Ausgehend von der Venezuela-Entscheidung des RFH wird nach Maßgabe des sog. Typenvergleichs entschieden, ob es sich bei einem ausl. "Gebilde" um eine Körperschaft handelt oder nicht.[1] Hierfür ist die (steuerliche) Behandlung im Ausland irrelevant. Entscheidend ist vielmehr, ob eine ausl. Gesellschaft in ihrer Struktur einer deutschen Kapitalgesellschaft vergleichbar ist. Diese Struktur richtet sich nach dem für die ausl. Gesellschaft geltenden Gesellschaftsrecht (dem Gesellschaftsstatut des betreffenden Staats).

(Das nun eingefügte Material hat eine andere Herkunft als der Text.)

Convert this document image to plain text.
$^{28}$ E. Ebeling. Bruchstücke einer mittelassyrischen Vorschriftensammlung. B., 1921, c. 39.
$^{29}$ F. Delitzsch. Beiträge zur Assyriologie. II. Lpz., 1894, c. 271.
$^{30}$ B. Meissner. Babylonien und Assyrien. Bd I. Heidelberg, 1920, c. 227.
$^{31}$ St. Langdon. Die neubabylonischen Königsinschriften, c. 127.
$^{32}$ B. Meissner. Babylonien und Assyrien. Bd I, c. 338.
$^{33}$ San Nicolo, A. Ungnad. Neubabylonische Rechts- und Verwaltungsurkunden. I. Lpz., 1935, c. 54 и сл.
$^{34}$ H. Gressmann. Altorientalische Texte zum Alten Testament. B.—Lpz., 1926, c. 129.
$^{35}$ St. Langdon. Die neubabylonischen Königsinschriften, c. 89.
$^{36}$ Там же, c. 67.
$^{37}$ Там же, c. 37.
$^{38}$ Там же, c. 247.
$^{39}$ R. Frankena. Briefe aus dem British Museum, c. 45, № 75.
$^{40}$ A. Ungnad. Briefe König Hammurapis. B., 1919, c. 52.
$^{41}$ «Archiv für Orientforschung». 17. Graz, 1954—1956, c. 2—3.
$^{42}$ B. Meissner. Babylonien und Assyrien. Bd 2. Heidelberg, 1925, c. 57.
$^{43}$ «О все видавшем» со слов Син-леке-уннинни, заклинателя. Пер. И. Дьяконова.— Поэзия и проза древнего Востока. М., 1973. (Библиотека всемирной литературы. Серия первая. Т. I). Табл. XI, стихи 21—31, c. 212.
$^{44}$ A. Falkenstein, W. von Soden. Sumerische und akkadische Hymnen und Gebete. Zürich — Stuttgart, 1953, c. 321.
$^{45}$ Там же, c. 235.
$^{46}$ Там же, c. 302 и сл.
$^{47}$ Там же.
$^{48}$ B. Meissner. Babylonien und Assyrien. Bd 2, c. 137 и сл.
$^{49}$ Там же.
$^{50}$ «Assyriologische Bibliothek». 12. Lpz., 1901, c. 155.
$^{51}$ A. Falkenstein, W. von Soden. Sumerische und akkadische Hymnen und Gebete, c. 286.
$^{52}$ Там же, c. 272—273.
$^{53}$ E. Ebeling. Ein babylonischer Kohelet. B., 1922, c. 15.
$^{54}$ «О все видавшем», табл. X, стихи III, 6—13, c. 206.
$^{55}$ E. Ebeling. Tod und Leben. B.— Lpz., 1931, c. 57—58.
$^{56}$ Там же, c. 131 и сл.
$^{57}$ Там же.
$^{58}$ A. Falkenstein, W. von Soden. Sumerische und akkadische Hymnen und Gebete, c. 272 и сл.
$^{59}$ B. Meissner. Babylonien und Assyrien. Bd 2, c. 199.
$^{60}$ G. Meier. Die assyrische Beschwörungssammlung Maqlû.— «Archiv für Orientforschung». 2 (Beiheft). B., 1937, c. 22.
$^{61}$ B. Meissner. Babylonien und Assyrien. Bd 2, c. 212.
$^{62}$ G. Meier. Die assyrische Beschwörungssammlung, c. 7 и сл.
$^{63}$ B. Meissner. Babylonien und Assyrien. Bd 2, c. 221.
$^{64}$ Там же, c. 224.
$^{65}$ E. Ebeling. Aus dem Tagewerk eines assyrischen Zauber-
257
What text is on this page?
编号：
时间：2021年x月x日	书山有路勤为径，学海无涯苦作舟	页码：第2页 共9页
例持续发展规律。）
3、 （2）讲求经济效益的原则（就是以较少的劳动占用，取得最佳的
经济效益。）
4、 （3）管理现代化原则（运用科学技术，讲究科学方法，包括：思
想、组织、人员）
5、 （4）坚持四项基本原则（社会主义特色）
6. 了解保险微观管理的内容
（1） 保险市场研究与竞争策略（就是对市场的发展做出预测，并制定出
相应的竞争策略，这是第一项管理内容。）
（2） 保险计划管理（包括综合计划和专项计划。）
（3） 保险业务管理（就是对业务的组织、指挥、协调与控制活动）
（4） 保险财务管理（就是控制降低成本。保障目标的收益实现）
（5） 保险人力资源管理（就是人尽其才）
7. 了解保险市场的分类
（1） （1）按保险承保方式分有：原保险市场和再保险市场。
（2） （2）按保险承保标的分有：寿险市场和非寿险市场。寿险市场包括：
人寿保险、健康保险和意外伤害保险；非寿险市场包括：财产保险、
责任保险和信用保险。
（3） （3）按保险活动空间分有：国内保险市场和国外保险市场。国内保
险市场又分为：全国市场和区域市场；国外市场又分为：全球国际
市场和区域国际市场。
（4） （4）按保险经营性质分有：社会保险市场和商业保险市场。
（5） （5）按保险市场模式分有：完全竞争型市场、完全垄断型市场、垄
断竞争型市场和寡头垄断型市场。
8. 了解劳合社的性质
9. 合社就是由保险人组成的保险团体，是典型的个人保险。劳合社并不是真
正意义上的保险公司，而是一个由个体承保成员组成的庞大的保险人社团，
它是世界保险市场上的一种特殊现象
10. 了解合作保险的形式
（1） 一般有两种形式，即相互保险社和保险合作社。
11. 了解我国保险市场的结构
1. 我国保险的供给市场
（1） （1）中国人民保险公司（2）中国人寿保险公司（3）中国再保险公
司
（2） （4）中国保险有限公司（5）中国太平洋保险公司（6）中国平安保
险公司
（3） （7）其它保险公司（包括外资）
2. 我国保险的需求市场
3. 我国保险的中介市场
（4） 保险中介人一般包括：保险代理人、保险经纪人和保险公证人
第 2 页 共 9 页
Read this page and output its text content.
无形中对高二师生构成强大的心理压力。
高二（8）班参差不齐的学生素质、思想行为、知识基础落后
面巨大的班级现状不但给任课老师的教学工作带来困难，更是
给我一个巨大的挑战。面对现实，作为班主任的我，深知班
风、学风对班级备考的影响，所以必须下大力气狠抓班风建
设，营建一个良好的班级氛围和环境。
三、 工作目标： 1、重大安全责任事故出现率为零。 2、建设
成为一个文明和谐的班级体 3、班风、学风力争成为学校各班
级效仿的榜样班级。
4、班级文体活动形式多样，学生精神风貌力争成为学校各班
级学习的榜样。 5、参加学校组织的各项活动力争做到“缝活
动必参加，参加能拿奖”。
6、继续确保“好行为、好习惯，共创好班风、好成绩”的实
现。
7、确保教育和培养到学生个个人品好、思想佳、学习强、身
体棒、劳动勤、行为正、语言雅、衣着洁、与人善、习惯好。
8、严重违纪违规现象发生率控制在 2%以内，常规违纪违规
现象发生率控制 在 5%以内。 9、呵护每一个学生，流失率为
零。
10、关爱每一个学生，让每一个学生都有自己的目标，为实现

Dieses bestimmt damit mittelbar die Qualifikation für Zwecke der deutschen Besteuerung.

Eine Körperschaft setzt nach deutschem Verständnis voraus, dass das ausl. "Gebilde" eine körperschaftliche Struktur hat. Dies richtet sich danach, ob die Gesellschaft nach ihrer von der ausl. Rechtsordnung vorgegebenen Struktur in ihrem Aufbau und ihrer wirtschaftlichen Stellung einer deutschen Körperschaft entspricht. Hierfür wird auf die folgenden Merkmale abgestellt[2]:

  • Es muss eine organisatorische Verselbstständigung gegenüber der Gesamtheit der Gesellschafter erfolgen. Dies bedingt, dass die Gesellschaft als solche selbstständig am Wirtschaftsleben teilnimmt. Hingegen darf sie nicht nur als Zusammenschluss der Gesellschafter erscheinen. Hierbei kommt es darauf an, dass sie selbst die Tatbestände der Einkunftserzielung verwirklicht.
  • Die Gesellschaft muss über Eigenkapital verfügen, das von den Gesellschaftern aufzubringen ist. Hingegen wird das Fehlen von Einlagen oder deren Erbringung in Form von Dienstleistungen als Indiz für eine Personengesellschaft gesehen.
  • Es muss eine Übertragung der Anteile möglich sein, ohne dass hierfür die Zustimmung der anderen Gesellschafter erforderlich ist.
  • Die Gesellschaft muss auch beim Ausscheiden von Mitgliedern weiterbestehen. Folglich darf die Aufgabe einer Beteiligung nicht zur Liquidation der Gesellschaft führen. Streitig ist, inwieweit eine unbegrenzte Lebensdauer erforderlich ist.
  • Es gibt ein Geschäftsführungsorgan, das die Gesellschaft und nicht die Gesamtheit der Gesellschafter vertritt.
  • Der Gewinn oder Verlust der Geschäftstätigkeit entsteht auf der Ebene der Gesellschaft und nicht auf der Ebene der Gesellschafter.
  • Eine Ausschüttung setzt den Beschluss der Gesellschafter voraus.
  • Die Aufteilung der Dividenden erfolgt in Abhängigkeit von der Höhe der Beteiligung und nicht nach der Zahl der Gesellschafter.
  • Einen Anspruch auf Übertragung des Gesellschaftsvermögens haben die Gesellschafter nur, wenn die Gesellschaft liquidiert wird.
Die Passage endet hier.